Risques occasionnés par la mise en œuvre des matériaux d’isolation

On entend ici par risques les effets nocifs des matériaux d’isolation sur la santé des ouvriers qui les manipulent. On est donc dans le contexte de la construction. Les risques existent bel et bien, notamment chez les nouveaux matériaux d’isolation. Les nouveaux matériaux d’isolation se retrouvent surtout parmi les matériaux qui servent à diminuer les dépenses énergétiques dans un bâtiment. En voici quelques exemples :

Les laines minérales

Laine de verre, de roche ou de laitier… Elles entrent dans les travaux d’isolation murale.

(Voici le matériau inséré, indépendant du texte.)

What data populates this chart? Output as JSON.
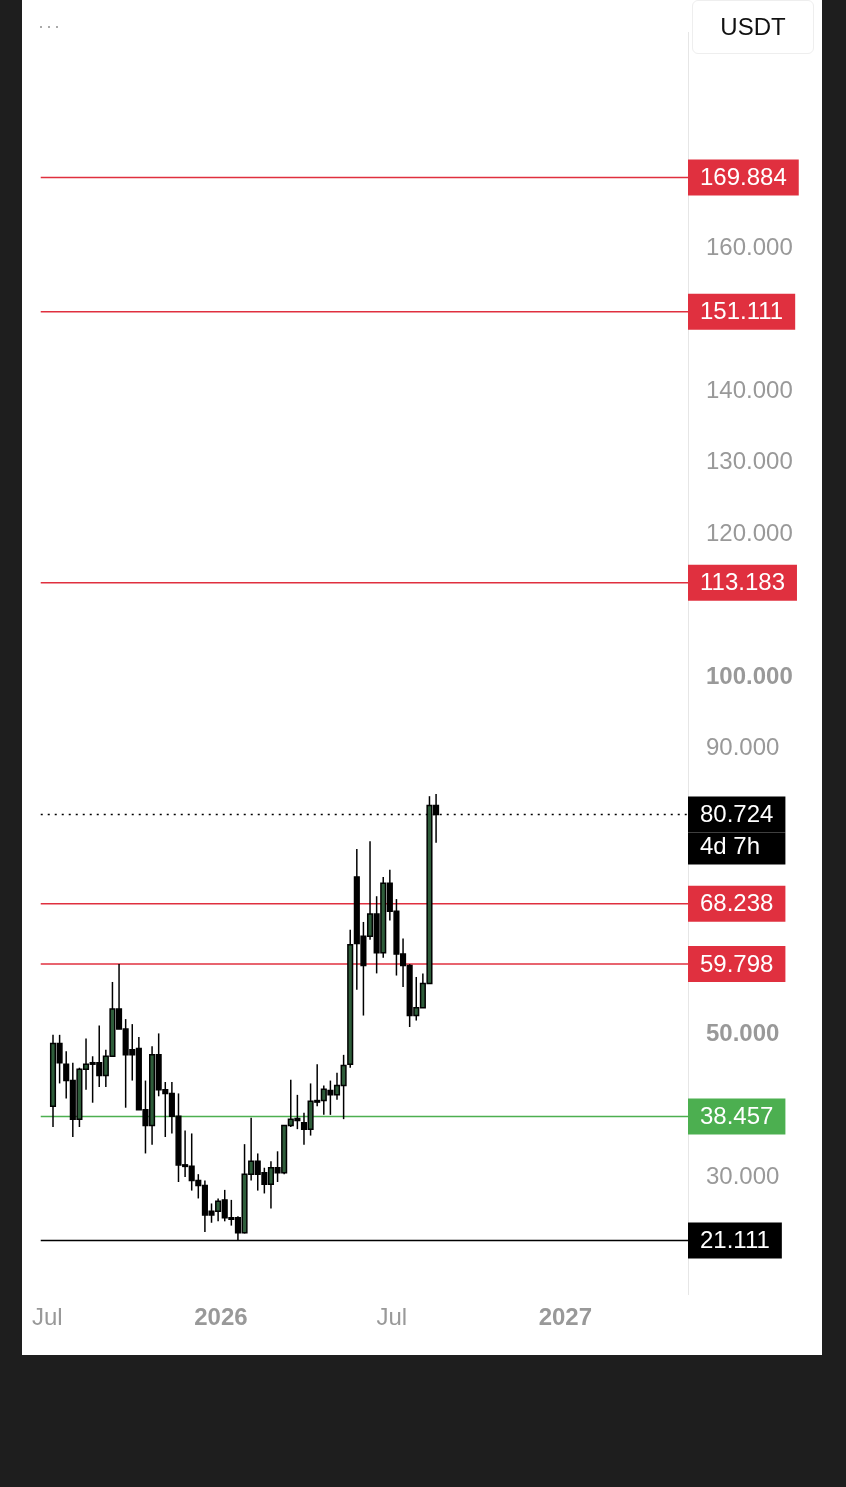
{
  "chart_data": {
    "type": "candlestick",
    "x": [
      "2025-07-07",
      "2025-07-14",
      "2025-07-21",
      "2025-07-28",
      "2025-08-04",
      "2025-08-11",
      "2025-08-18",
      "2025-08-25",
      "2025-09-01",
      "2025-09-08",
      "2025-09-15",
      "2025-09-22",
      "2025-09-29",
      "2025-10-06",
      "2025-10-13",
      "2025-10-20",
      "2025-10-27",
      "2025-11-03",
      "2025-11-10",
      "2025-11-17",
      "2025-11-24",
      "2025-12-01",
      "2025-12-08",
      "2025-12-15",
      "2025-12-22",
      "2025-12-29",
      "2026-01-05",
      "2026-01-12",
      "2026-01-19",
      "2026-01-26",
      "2026-02-02",
      "2026-02-09",
      "2026-02-16",
      "2026-02-23",
      "2026-03-02",
      "2026-03-09",
      "2026-03-16",
      "2026-03-23",
      "2026-03-30",
      "2026-04-06",
      "2026-04-13",
      "2026-04-20",
      "2026-04-27",
      "2026-05-04",
      "2026-05-11",
      "2026-05-18",
      "2026-05-25",
      "2026-06-01",
      "2026-06-08",
      "2026-06-15",
      "2026-06-22",
      "2026-06-29",
      "2026-07-06",
      "2026-07-13",
      "2026-07-20",
      "2026-07-27",
      "2026-08-03",
      "2026-08-10",
      "2026-08-17"
    ],
    "ohlc": [
      [
        39.9,
        49.9,
        37.0,
        48.7
      ],
      [
        48.7,
        49.9,
        43.1,
        46.0
      ],
      [
        45.8,
        47.6,
        41.0,
        43.5
      ],
      [
        43.5,
        46.0,
        35.6,
        38.1
      ],
      [
        38.1,
        45.3,
        37.0,
        45.1
      ],
      [
        45.1,
        49.4,
        42.2,
        45.8
      ],
      [
        46.0,
        46.9,
        40.4,
        45.8
      ],
      [
        46.0,
        51.2,
        42.6,
        44.2
      ],
      [
        44.2,
        47.8,
        42.6,
        46.9
      ],
      [
        46.9,
        57.3,
        46.9,
        53.5
      ],
      [
        53.5,
        59.8,
        50.7,
        50.7
      ],
      [
        50.7,
        52.1,
        39.7,
        47.1
      ],
      [
        47.8,
        51.4,
        43.5,
        47.1
      ],
      [
        48.0,
        49.6,
        39.4,
        39.4
      ],
      [
        39.4,
        43.5,
        33.3,
        37.2
      ],
      [
        37.2,
        48.3,
        34.5,
        47.1
      ],
      [
        47.1,
        50.1,
        41.3,
        42.2
      ],
      [
        42.2,
        43.3,
        35.6,
        41.7
      ],
      [
        41.7,
        43.3,
        36.1,
        38.5
      ],
      [
        38.5,
        41.7,
        29.3,
        31.7
      ],
      [
        31.7,
        36.5,
        30.0,
        31.5
      ],
      [
        31.5,
        36.1,
        28.1,
        29.5
      ],
      [
        29.5,
        30.4,
        27.0,
        28.8
      ],
      [
        28.8,
        29.5,
        22.3,
        24.7
      ],
      [
        25.2,
        26.3,
        23.6,
        24.7
      ],
      [
        25.2,
        27.0,
        23.8,
        26.6
      ],
      [
        26.8,
        28.2,
        23.8,
        24.3
      ],
      [
        24.3,
        26.8,
        23.2,
        24.1
      ],
      [
        24.3,
        24.5,
        21.1,
        22.2
      ],
      [
        22.2,
        34.6,
        22.1,
        30.4
      ],
      [
        30.4,
        38.3,
        29.5,
        32.2
      ],
      [
        32.2,
        33.3,
        28.1,
        30.4
      ],
      [
        30.6,
        31.3,
        27.7,
        29.0
      ],
      [
        29.0,
        32.2,
        25.6,
        31.3
      ],
      [
        31.3,
        33.6,
        29.3,
        30.6
      ],
      [
        30.6,
        37.2,
        30.4,
        37.2
      ],
      [
        37.2,
        43.6,
        37.0,
        38.1
      ],
      [
        38.2,
        41.5,
        36.7,
        37.9
      ],
      [
        37.6,
        39.0,
        34.5,
        36.7
      ],
      [
        36.7,
        43.1,
        35.8,
        40.6
      ],
      [
        40.6,
        45.8,
        39.9,
        40.7
      ],
      [
        40.7,
        42.8,
        38.7,
        42.3
      ],
      [
        42.1,
        43.5,
        38.7,
        41.5
      ],
      [
        41.5,
        44.6,
        40.8,
        42.8
      ],
      [
        42.8,
        47.1,
        38.1,
        45.6
      ],
      [
        45.8,
        64.6,
        45.3,
        62.5
      ],
      [
        72.0,
        75.9,
        56.2,
        62.7
      ],
      [
        63.7,
        65.7,
        52.6,
        59.6
      ],
      [
        63.7,
        77.0,
        63.2,
        66.8
      ],
      [
        66.8,
        69.3,
        58.5,
        61.4
      ],
      [
        61.4,
        72.0,
        60.7,
        71.1
      ],
      [
        71.1,
        73.0,
        65.9,
        67.2
      ],
      [
        67.2,
        68.9,
        58.2,
        61.2
      ],
      [
        61.2,
        63.4,
        56.6,
        59.6
      ],
      [
        59.6,
        59.8,
        51.0,
        52.6
      ],
      [
        52.6,
        58.0,
        51.9,
        53.7
      ],
      [
        53.7,
        58.5,
        53.7,
        57.1
      ],
      [
        57.1,
        83.3,
        57.1,
        82.0
      ],
      [
        82.0,
        83.6,
        76.8,
        80.724
      ]
    ],
    "colors": [
      "#2e5d3a",
      "#000000",
      "#000000",
      "#000000",
      "#2e5d3a",
      "#2e5d3a",
      "#000000",
      "#000000",
      "#2e5d3a",
      "#2e5d3a",
      "#000000",
      "#000000",
      "#000000",
      "#000000",
      "#000000",
      "#2e5d3a",
      "#000000",
      "#000000",
      "#000000",
      "#000000",
      "#000000",
      "#000000",
      "#000000",
      "#000000",
      "#000000",
      "#2e5d3a",
      "#000000",
      "#000000",
      "#000000",
      "#2e5d3a",
      "#2e5d3a",
      "#000000",
      "#000000",
      "#2e5d3a",
      "#000000",
      "#2e5d3a",
      "#2e5d3a",
      "#000000",
      "#000000",
      "#2e5d3a",
      "#2e5d3a",
      "#2e5d3a",
      "#000000",
      "#2e5d3a",
      "#2e5d3a",
      "#2e5d3a",
      "#000000",
      "#000000",
      "#2e5d3a",
      "#000000",
      "#2e5d3a",
      "#000000",
      "#000000",
      "#000000",
      "#000000",
      "#2e5d3a",
      "#2e5d3a",
      "#2e5d3a",
      "#000000"
    ],
    "xlim": [
      "2025-06-24",
      "2027-05-11"
    ],
    "xticks": [
      {
        "value": "2025-07-01",
        "label": "Jul"
      },
      {
        "value": "2026-01-01",
        "label": "2026"
      },
      {
        "value": "2026-07-01",
        "label": "Jul"
      },
      {
        "value": "2027-01-01",
        "label": "2027"
      }
    ],
    "ylim": [
      13.6,
      190.2
    ],
    "yticks": [
      {
        "value": 30,
        "label": "30.000"
      },
      {
        "value": 50,
        "label": "50.000"
      },
      {
        "value": 90,
        "label": "90.000"
      },
      {
        "value": 100,
        "label": "100.000"
      },
      {
        "value": 120,
        "label": "120.000"
      },
      {
        "value": 130,
        "label": "130.000"
      },
      {
        "value": 140,
        "label": "140.000"
      },
      {
        "value": 160,
        "label": "160.000"
      }
    ],
    "ref_lines": [
      {
        "axis": "y",
        "value": 169.884,
        "label": "169.884",
        "color": "#e0303f"
      },
      {
        "axis": "y",
        "value": 151.111,
        "label": "151.111",
        "color": "#e0303f"
      },
      {
        "axis": "y",
        "value": 113.183,
        "label": "113.183",
        "color": "#e0303f"
      },
      {
        "axis": "y",
        "value": 80.724,
        "label": "80.724",
        "color": "#000000",
        "line_style": "dotted"
      },
      {
        "axis": "y",
        "value": 68.238,
        "label": "68.238",
        "color": "#e0303f"
      },
      {
        "axis": "y",
        "value": 59.798,
        "label": "59.798",
        "color": "#e0303f"
      },
      {
        "axis": "y",
        "value": 38.457,
        "label": "38.457",
        "color": "#4caf50"
      },
      {
        "axis": "y",
        "value": 21.111,
        "label": "21.111",
        "color": "#000000"
      }
    ],
    "annotations": [
      "USDT",
      "4d 7h"
    ],
    "grid": false,
    "legend": false
  }
}
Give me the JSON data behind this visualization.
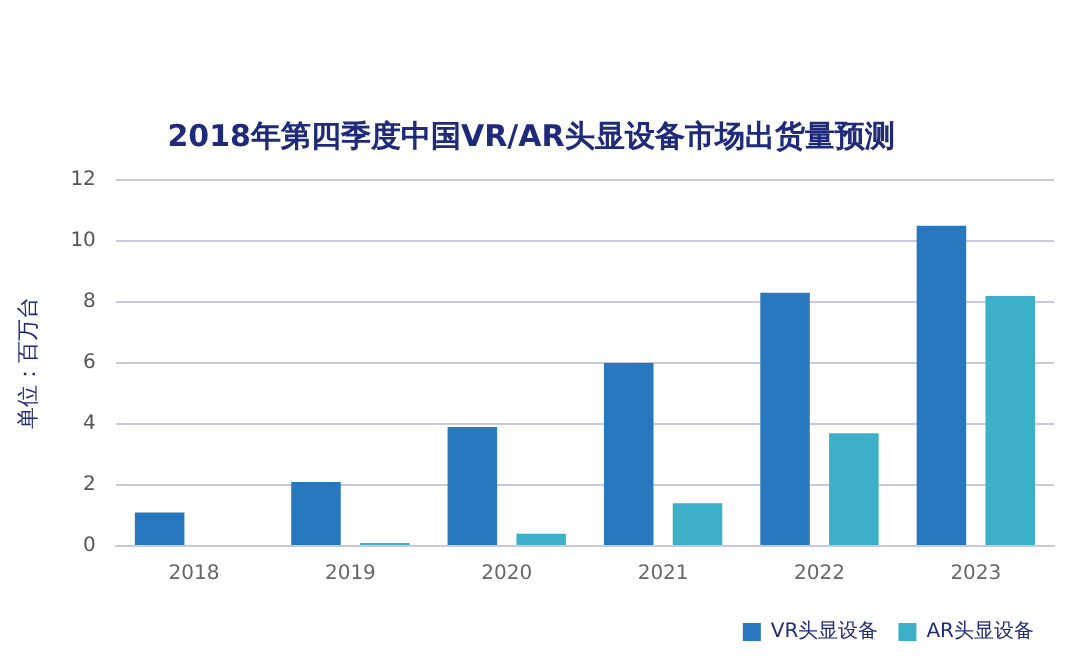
{
  "chart_data": {
    "type": "bar",
    "title": "2018年第四季度中国VR/AR头显设备市场出货量预测",
    "ylabel": "单位：百万台",
    "categories": [
      "2018",
      "2019",
      "2020",
      "2021",
      "2022",
      "2023"
    ],
    "series": [
      {
        "name": "VR头显设备",
        "color": "#2878bf",
        "values": [
          1.1,
          2.1,
          3.9,
          6.0,
          8.3,
          10.5
        ]
      },
      {
        "name": "AR头显设备",
        "color": "#3cb0c8",
        "values": [
          0,
          0.1,
          0.4,
          1.4,
          3.7,
          8.2
        ]
      }
    ],
    "ylim": [
      0,
      12
    ],
    "yticks": [
      0,
      2,
      4,
      6,
      8,
      10,
      12
    ],
    "grid": "y",
    "legend": "bottom right"
  }
}
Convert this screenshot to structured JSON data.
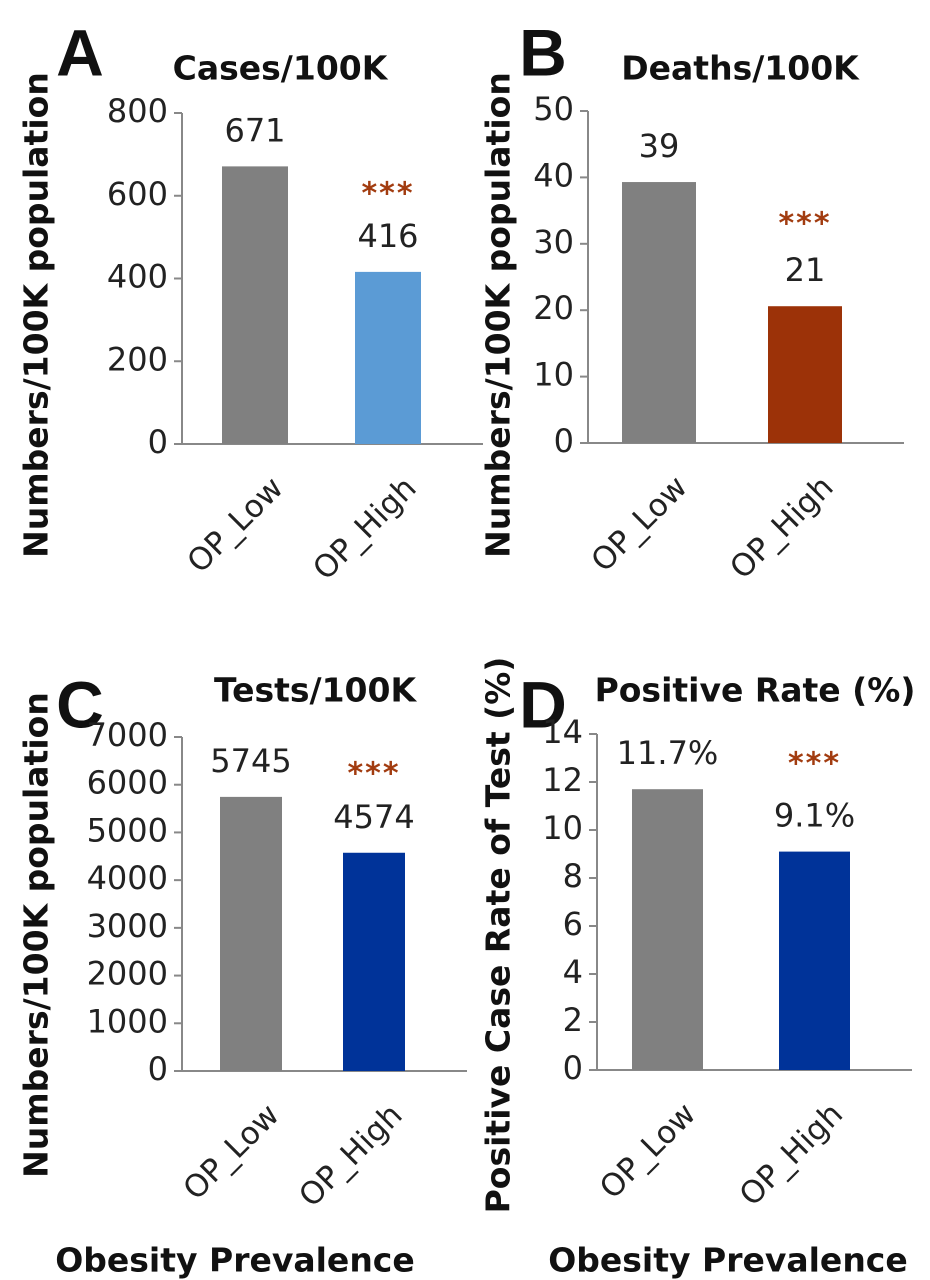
{
  "chart_data": [
    {
      "panel": "A",
      "type": "bar",
      "title": "Cases/100K",
      "ylabel": "Numbers/100K population",
      "xlabel": "",
      "categories": [
        "OP_Low",
        "OP_High"
      ],
      "values": [
        671,
        416
      ],
      "value_labels": [
        "671",
        "416"
      ],
      "colors": [
        "#808080",
        "#5b9bd5"
      ],
      "ylim": [
        0,
        800
      ],
      "yticks": [
        0,
        200,
        400,
        600,
        800
      ],
      "significance": "***",
      "significance_color": "#a23c10",
      "grid": false
    },
    {
      "panel": "B",
      "type": "bar",
      "title": "Deaths/100K",
      "ylabel": "Numbers/100K population",
      "xlabel": "",
      "categories": [
        "OP_Low",
        "OP_High"
      ],
      "values": [
        39.3,
        20.6
      ],
      "value_labels": [
        "39",
        "21"
      ],
      "colors": [
        "#808080",
        "#9c3208"
      ],
      "ylim": [
        0,
        50
      ],
      "yticks": [
        0,
        10,
        20,
        30,
        40,
        50
      ],
      "significance": "***",
      "significance_color": "#a23c10",
      "grid": false
    },
    {
      "panel": "C",
      "type": "bar",
      "title": "Tests/100K",
      "ylabel": "Numbers/100K population",
      "xlabel": "Obesity Prevalence",
      "categories": [
        "OP_Low",
        "OP_High"
      ],
      "values": [
        5745,
        4574
      ],
      "value_labels": [
        "5745",
        "4574"
      ],
      "colors": [
        "#808080",
        "#003399"
      ],
      "ylim": [
        0,
        7000
      ],
      "yticks": [
        0,
        1000,
        2000,
        3000,
        4000,
        5000,
        6000,
        7000
      ],
      "significance": "***",
      "significance_color": "#a23c10",
      "grid": false
    },
    {
      "panel": "D",
      "type": "bar",
      "title": "Positive Rate (%)",
      "ylabel": "Positive Case Rate of Test (%)",
      "xlabel": "Obesity Prevalence",
      "categories": [
        "OP_Low",
        "OP_High"
      ],
      "values": [
        11.7,
        9.1
      ],
      "value_labels": [
        "11.7%",
        "9.1%"
      ],
      "colors": [
        "#808080",
        "#003399"
      ],
      "ylim": [
        0,
        14
      ],
      "yticks": [
        0,
        2,
        4,
        6,
        8,
        10,
        12,
        14
      ],
      "significance": "***",
      "significance_color": "#a23c10",
      "grid": false
    }
  ]
}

Ces matériaux irritent les voies respiratoires. La conséquence grave de la manipulation des laines minérales est l’asthme.

Les fibres minérales naturelles

Ces fibres peuvent remplacer l’amiante. Elles entrent dans la fabrication d’éléments d’isolation comme les plaques d’isolation thermique. Un autre élément intégrant les fibres minérales naturelles est le revêtement mural anti-feu. Citons également le fibrociment. Les ouvriers s’exposent à leur poussière. Leur inhalation peut provoquer l’irritation de la gorge et du larynx, et aussi du nez.

La perlite

C’est un nouveau matériau d’isolation phonique. En panneaux, elle sert de support d’étanchéité pour le toit. Elle dégage de fines poussières susceptibles d’atterrir dans les yeux et dans les fosses nasales. Elle peut atteindre les voies respiratoires et causer des irritations. Arrivée dans la gorge, elle se fraie un chemin vers les poumons.

La mousse de polyuréthane

Abréviée sous la forme MDP, la mousse de polyuréthane est un isolant thermique. Elle s’intègre dans les panneaux d’isolation ou dans les murs. On peut la pulvériser. Elle cause des allergies aux ouvriers. La réaction peut être immédiate ou retardée. Elle se manifeste par des eczémas, des urticaires ou de la rhino-conjonctivite. L’hypersensibilité peut aller jusqu’à la pneumopathie ou l’asthme.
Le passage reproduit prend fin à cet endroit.